Die zuletzt in Einzelfällen vom Europäischen Gerichtshof und vom Budnesverfassungsgericht gemachten Ausnahmen betreffen nur die Situation, dass angesichts menschenunwürdiger Zustände in einem Gefängnis eine Überstellung zur Strafvollstreckung unmittelbar zu einem Menschenwürdeverstoß führen müsste.
Zu den Ländern, für die dies befürchtet worden ist, zählt Spanien nicht, sodass selbst im Fall drohender Untersuchungs- oder Strafhaft die Vollstreckung eines EuHB nicht abgelehnt werden kann.

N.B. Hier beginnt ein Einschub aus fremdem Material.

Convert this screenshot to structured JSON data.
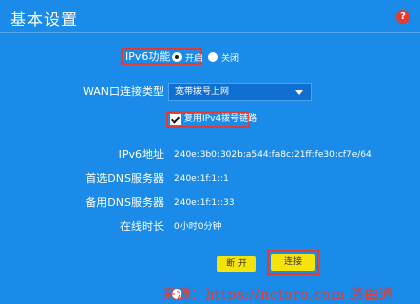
{
  "header": {
    "title": "基本设置",
    "help_icon_glyph": "?"
  },
  "ipv6": {
    "label": "IPv6功能",
    "option_on": "开启",
    "option_off": "关闭",
    "selected": "开启"
  },
  "wan_type": {
    "label": "WAN口连接类型",
    "value": "宽带拨号上网"
  },
  "reuse_pppoe": {
    "label": "复用IPv4拨号链路",
    "checked": true
  },
  "info": [
    {
      "label": "IPv6地址",
      "value": "240e:3b0:302b:a544:fa8c:21ff:fe30:cf7e/64"
    },
    {
      "label": "首选DNS服务器",
      "value": "240e:1f:1::1"
    },
    {
      "label": "备用DNS服务器",
      "value": "240e:1f:1::33"
    },
    {
      "label": "在线时长",
      "value": "0小时0分钟"
    }
  ],
  "buttons": {
    "disconnect": "断 开",
    "connect": "连接"
  },
  "watermark": "来源：https://nctoro.com 路由通",
  "colors": {
    "background": "#1a8be8",
    "button": "#f5e30c",
    "highlight": "#e8392f"
  }
}
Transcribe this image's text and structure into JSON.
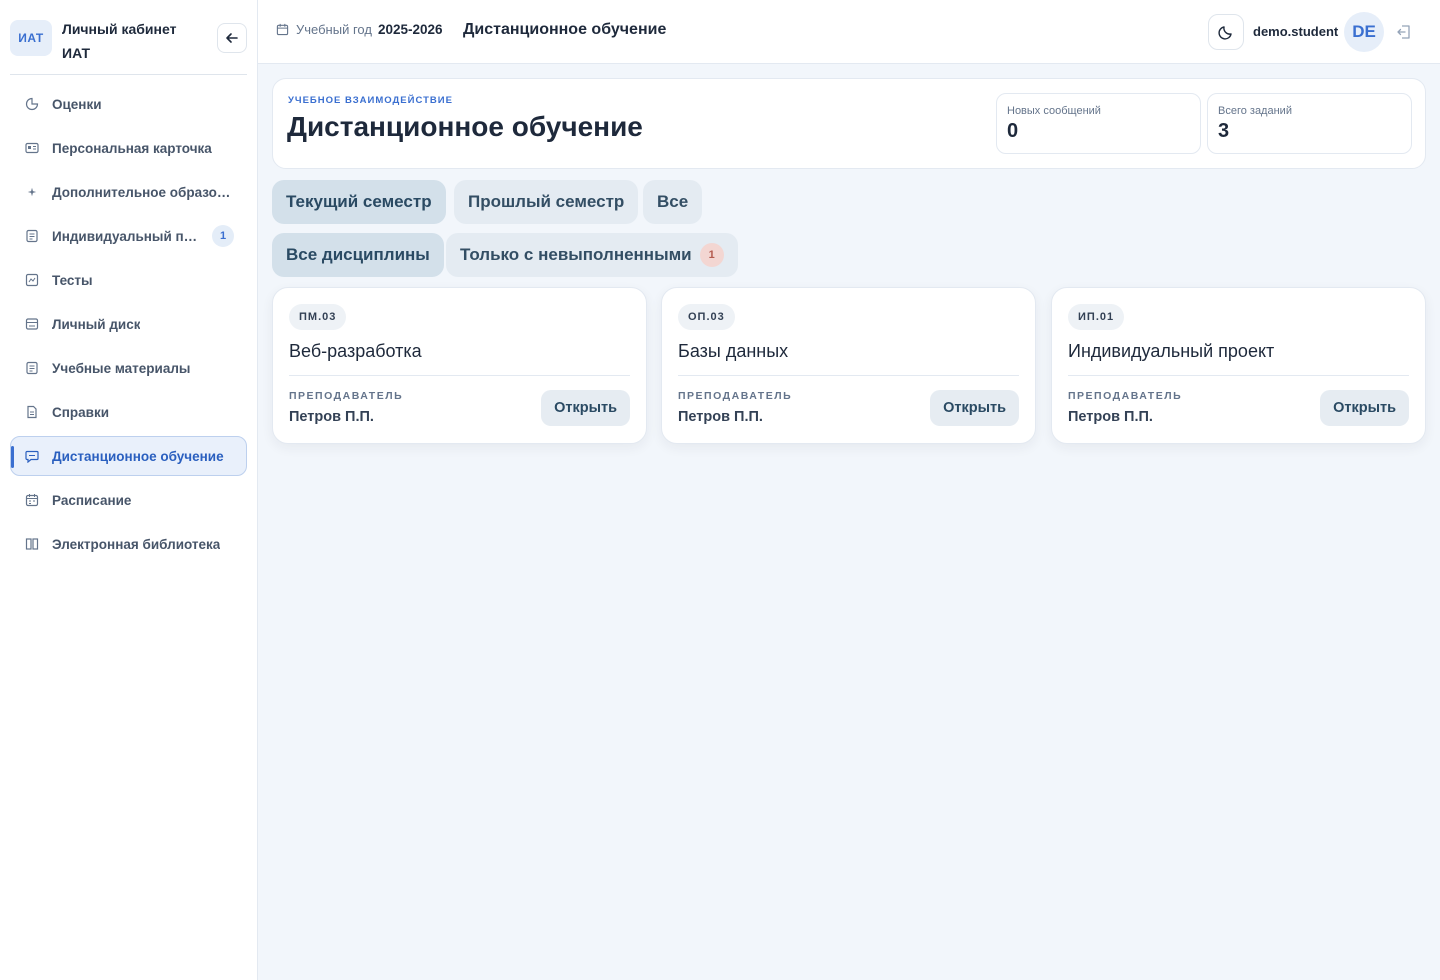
{
  "brand": {
    "logo": "ИАТ",
    "title": "Личный кабинет ИАТ"
  },
  "sidebar": {
    "items": [
      {
        "label": "Оценки",
        "icon": "grades-icon"
      },
      {
        "label": "Персональная карточка",
        "icon": "id-card-icon"
      },
      {
        "label": "Дополнительное образов...",
        "icon": "sparkle-icon"
      },
      {
        "label": "Индивидуальный пр...",
        "icon": "document-icon",
        "badge": "1"
      },
      {
        "label": "Тесты",
        "icon": "test-icon"
      },
      {
        "label": "Личный диск",
        "icon": "disk-icon"
      },
      {
        "label": "Учебные материалы",
        "icon": "materials-icon"
      },
      {
        "label": "Справки",
        "icon": "certificate-icon"
      },
      {
        "label": "Дистанционное обучение",
        "icon": "chat-icon",
        "active": true
      },
      {
        "label": "Расписание",
        "icon": "calendar-icon"
      },
      {
        "label": "Электронная библиотека",
        "icon": "library-icon"
      }
    ]
  },
  "topbar": {
    "year_label": "Учебный год",
    "year_value": "2025-2026",
    "title": "Дистанционное обучение",
    "username": "demo.student",
    "avatar": "DE"
  },
  "header": {
    "eyebrow": "УЧЕБНОЕ ВЗАИМОДЕЙСТВИЕ",
    "title": "Дистанционное обучение",
    "stats": [
      {
        "label": "Новых сообщений",
        "value": "0"
      },
      {
        "label": "Всего заданий",
        "value": "3"
      }
    ]
  },
  "filters": {
    "semester": [
      "Текущий семестр",
      "Прошлый семестр",
      "Все"
    ],
    "disciplines": [
      "Все дисциплины",
      "Только с невыполненными"
    ],
    "pending_count": "1"
  },
  "courses": [
    {
      "code": "ПМ.03",
      "name": "Веб-разработка",
      "teacher_label": "ПРЕПОДАВАТЕЛЬ",
      "teacher": "Петров П.П.",
      "action": "Открыть"
    },
    {
      "code": "ОП.03",
      "name": "Базы данных",
      "teacher_label": "ПРЕПОДАВАТЕЛЬ",
      "teacher": "Петров П.П.",
      "action": "Открыть"
    },
    {
      "code": "ИП.01",
      "name": "Индивидуальный проект",
      "teacher_label": "ПРЕПОДАВАТЕЛЬ",
      "teacher": "Петров П.П.",
      "action": "Открыть"
    }
  ],
  "colors": {
    "accent": "#3a6fd0",
    "badge_alert": "#f3d6d2"
  }
}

Puigdemont wäre ja auch in Spanien gegenüber den von ihm befürchteten Verletzungen des fair trail-Gebots nicht rechtsschutzlos, denn Spanien ist an die Europäische Menschenrechtskonvention (EMRK) gebunden, sodass ihm jedenfalls der Weg zum Europäischen Gerichtshof für Menschenrechte wegen einer möglichen Verletzung von Art. 6 Abs. 1 EMRK offen stünde.
Das Verfahren muss in der Regel innerhalb von 60 Tagen abgeschlossen sein
Wenn in Brüssel ein spanischer EuHB eingeht, müssen die belgischen Behörden Puigdemont nicht unbedingt in Haft nehmen. Allerdings müssten sie sicherstellen, dass er sich nicht – wie Assange durch die Flucht in die Botschaft von Ecuador – nach Abschluss des Verfahrens über die Vollstreckung des EuHB in Belgien durch Flucht der Übergabe an Spanien entzöge.

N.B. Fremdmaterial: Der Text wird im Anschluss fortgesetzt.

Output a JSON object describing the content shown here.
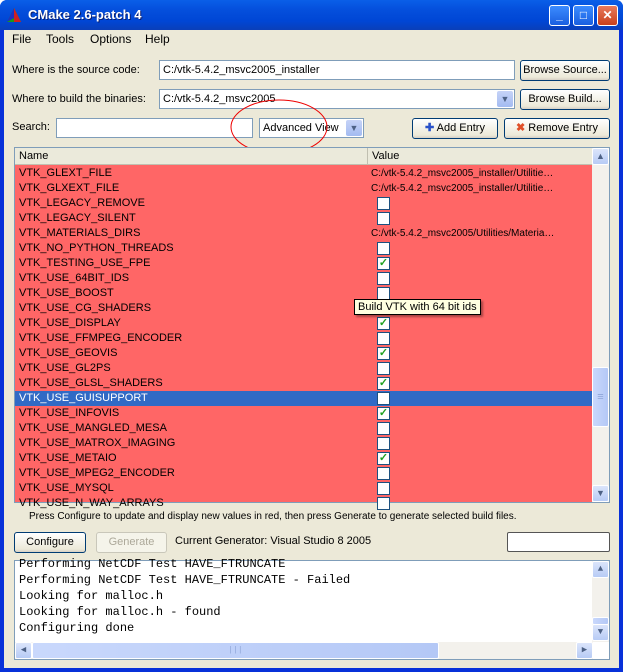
{
  "window": {
    "title": "CMake 2.6-patch 4",
    "minimize": "_",
    "maximize": "□",
    "close": "✕"
  },
  "menu": [
    {
      "label": "File"
    },
    {
      "label": "Tools"
    },
    {
      "label": "Options"
    },
    {
      "label": "Help"
    }
  ],
  "source": {
    "label": "Where is the source code:",
    "value": "C:/vtk-5.4.2_msvc2005_installer",
    "button": "Browse Source..."
  },
  "build": {
    "label": "Where to build the binaries:",
    "value": "C:/vtk-5.4.2_msvc2005",
    "button": "Browse Build..."
  },
  "search": {
    "label": "Search:",
    "value": ""
  },
  "view": {
    "selected": "Advanced View"
  },
  "buttons": {
    "add": "Add Entry",
    "remove": "Remove Entry",
    "configure": "Configure",
    "generate": "Generate"
  },
  "table": {
    "headers": {
      "name": "Name",
      "value": "Value"
    },
    "rows": [
      {
        "name": "VTK_GLEXT_FILE",
        "value": "C:/vtk-5.4.2_msvc2005_installer/Utilitie…"
      },
      {
        "name": "VTK_GLXEXT_FILE",
        "value": "C:/vtk-5.4.2_msvc2005_installer/Utilitie…"
      },
      {
        "name": "VTK_LEGACY_REMOVE",
        "checked": false
      },
      {
        "name": "VTK_LEGACY_SILENT",
        "checked": false
      },
      {
        "name": "VTK_MATERIALS_DIRS",
        "value": "C:/vtk-5.4.2_msvc2005/Utilities/Materia…"
      },
      {
        "name": "VTK_NO_PYTHON_THREADS",
        "checked": false
      },
      {
        "name": "VTK_TESTING_USE_FPE",
        "checked": true
      },
      {
        "name": "VTK_USE_64BIT_IDS",
        "checked": false
      },
      {
        "name": "VTK_USE_BOOST",
        "checked": false
      },
      {
        "name": "VTK_USE_CG_SHADERS",
        "checked": false
      },
      {
        "name": "VTK_USE_DISPLAY",
        "checked": true
      },
      {
        "name": "VTK_USE_FFMPEG_ENCODER",
        "checked": false
      },
      {
        "name": "VTK_USE_GEOVIS",
        "checked": true
      },
      {
        "name": "VTK_USE_GL2PS",
        "checked": false
      },
      {
        "name": "VTK_USE_GLSL_SHADERS",
        "checked": true
      },
      {
        "name": "VTK_USE_GUISUPPORT",
        "checked": false,
        "selected": true
      },
      {
        "name": "VTK_USE_INFOVIS",
        "checked": true
      },
      {
        "name": "VTK_USE_MANGLED_MESA",
        "checked": false
      },
      {
        "name": "VTK_USE_MATROX_IMAGING",
        "checked": false
      },
      {
        "name": "VTK_USE_METAIO",
        "checked": true
      },
      {
        "name": "VTK_USE_MPEG2_ENCODER",
        "checked": false
      },
      {
        "name": "VTK_USE_MYSQL",
        "checked": false
      },
      {
        "name": "VTK_USE_N_WAY_ARRAYS",
        "checked": false
      }
    ]
  },
  "tooltip": "Build VTK with 64 bit ids",
  "hint": "Press Configure to update and display new values in red, then press Generate to generate selected build files.",
  "generator": "Current Generator: Visual Studio 8 2005",
  "log": [
    "Performing NetCDF Test HAVE_FTRUNCATE",
    "Performing NetCDF Test HAVE_FTRUNCATE - Failed",
    "Looking for malloc.h",
    "Looking for malloc.h - found",
    "Configuring done"
  ],
  "colors": {
    "changed_row": "#ff6666",
    "selected_row": "#316ac5"
  }
}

Für die Prüfung des EuHB bleibt den belgischen Behörden wenig Zeit: Nach Art. 17 Abs. 1 RB gilt unabhängig davon, ob eine der Katalogtaten zugrunde liegt, für jeden EuHB, dass er als Eilsache vollstreckt wird. Auch hinsichtlich der im RB vorgeschriebenen Fristen gibt es keinen Unterschied zwischen Fällen, bei denen aufgrund des RB eine Überprüfung der beiderseitigen Strafbarkeit entfällt, und den anderen Europäischen Haftbefehlen. Jeder EuHB, also auch einer, der "nur" auf die Unterschlagung öffentlicher Gelder gestützt werden kann, müsste im Regelfall binnen 60 Tagen vollstreckt werden.
Soweit – wie von Puigdemonts Anwalt angekündigt – gegen ein Übergabeverlangen in Belgien Rechtsschutz nachgesucht werde, müssten auch die Entscheidungen im Rechtsmittelverfahren grundsätzlich innerhalb dieser Frist abgeschlossen sein. Nach Art. 17 Abs. 4 RB kann nur in Sonderfällen die Frist zur Vollstreckung um 30 Tage verlängert werden.

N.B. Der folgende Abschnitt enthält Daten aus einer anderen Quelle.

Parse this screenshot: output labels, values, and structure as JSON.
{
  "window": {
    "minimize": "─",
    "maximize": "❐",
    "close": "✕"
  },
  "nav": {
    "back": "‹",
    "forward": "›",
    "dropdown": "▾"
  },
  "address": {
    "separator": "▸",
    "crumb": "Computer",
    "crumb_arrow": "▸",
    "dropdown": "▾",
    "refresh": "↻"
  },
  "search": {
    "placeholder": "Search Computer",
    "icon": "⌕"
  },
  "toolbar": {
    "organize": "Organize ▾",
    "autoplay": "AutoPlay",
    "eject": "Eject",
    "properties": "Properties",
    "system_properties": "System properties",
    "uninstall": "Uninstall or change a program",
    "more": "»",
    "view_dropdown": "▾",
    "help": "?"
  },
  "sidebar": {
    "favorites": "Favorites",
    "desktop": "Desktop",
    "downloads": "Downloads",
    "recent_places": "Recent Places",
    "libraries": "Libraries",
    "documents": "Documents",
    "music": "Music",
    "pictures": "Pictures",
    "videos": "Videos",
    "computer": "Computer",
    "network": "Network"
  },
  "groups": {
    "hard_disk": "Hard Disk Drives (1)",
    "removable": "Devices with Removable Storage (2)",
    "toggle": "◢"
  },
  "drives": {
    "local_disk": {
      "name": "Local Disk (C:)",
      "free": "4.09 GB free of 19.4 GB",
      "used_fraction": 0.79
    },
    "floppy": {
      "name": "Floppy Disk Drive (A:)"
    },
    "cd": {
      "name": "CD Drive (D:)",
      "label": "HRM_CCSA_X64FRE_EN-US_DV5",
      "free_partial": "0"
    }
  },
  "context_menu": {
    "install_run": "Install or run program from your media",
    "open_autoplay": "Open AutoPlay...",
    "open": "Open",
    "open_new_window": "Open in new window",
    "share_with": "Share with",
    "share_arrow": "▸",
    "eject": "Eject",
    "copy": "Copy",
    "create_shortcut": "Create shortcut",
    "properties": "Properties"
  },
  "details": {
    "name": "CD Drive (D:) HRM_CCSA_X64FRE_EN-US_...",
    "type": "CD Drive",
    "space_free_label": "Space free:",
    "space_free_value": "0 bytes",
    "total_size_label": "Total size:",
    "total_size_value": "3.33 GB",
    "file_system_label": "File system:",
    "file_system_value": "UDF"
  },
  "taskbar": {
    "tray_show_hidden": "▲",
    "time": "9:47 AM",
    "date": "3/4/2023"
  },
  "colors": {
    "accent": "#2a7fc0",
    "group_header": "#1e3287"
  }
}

Zusammengefasst lässt sich also sagen: Die gegen Puigdemont im Raum stehenden Vorwürfe genügen zwar für die Ausstellung eines EuHB durch die spanische Justiz wegen Rebellion und Unterschlagung öffentlicher Gelder, doch könnte die belgische Justiz dessen Vollstreckung ablehnen, soweit das Verhalten in Belgien nicht strafbar ist. Dies erscheint allerdings vor allem für den Unterschlagungs-Vorwurf so gut wie ausgeschlossen. Ein allein darauf gestützter EuHB müsste also binnen 60, maximal 90 Tagen vollstreckt werden. Ob auf dieser Basis auch der Vorwurf der Rebellion angeklagt werden könnte, hängt wiederum davon ab, ob Belgien am Spezialitätsgrundsatz festhält oder nicht.
Prof. Dr. Martin Heger hat den Lehrstuhl für Strafrecht, Strafprozessrecht, europäisches Strafrecht und neuere Rechtsgeschichte an der Humboldt-Universität zu Berlin inne.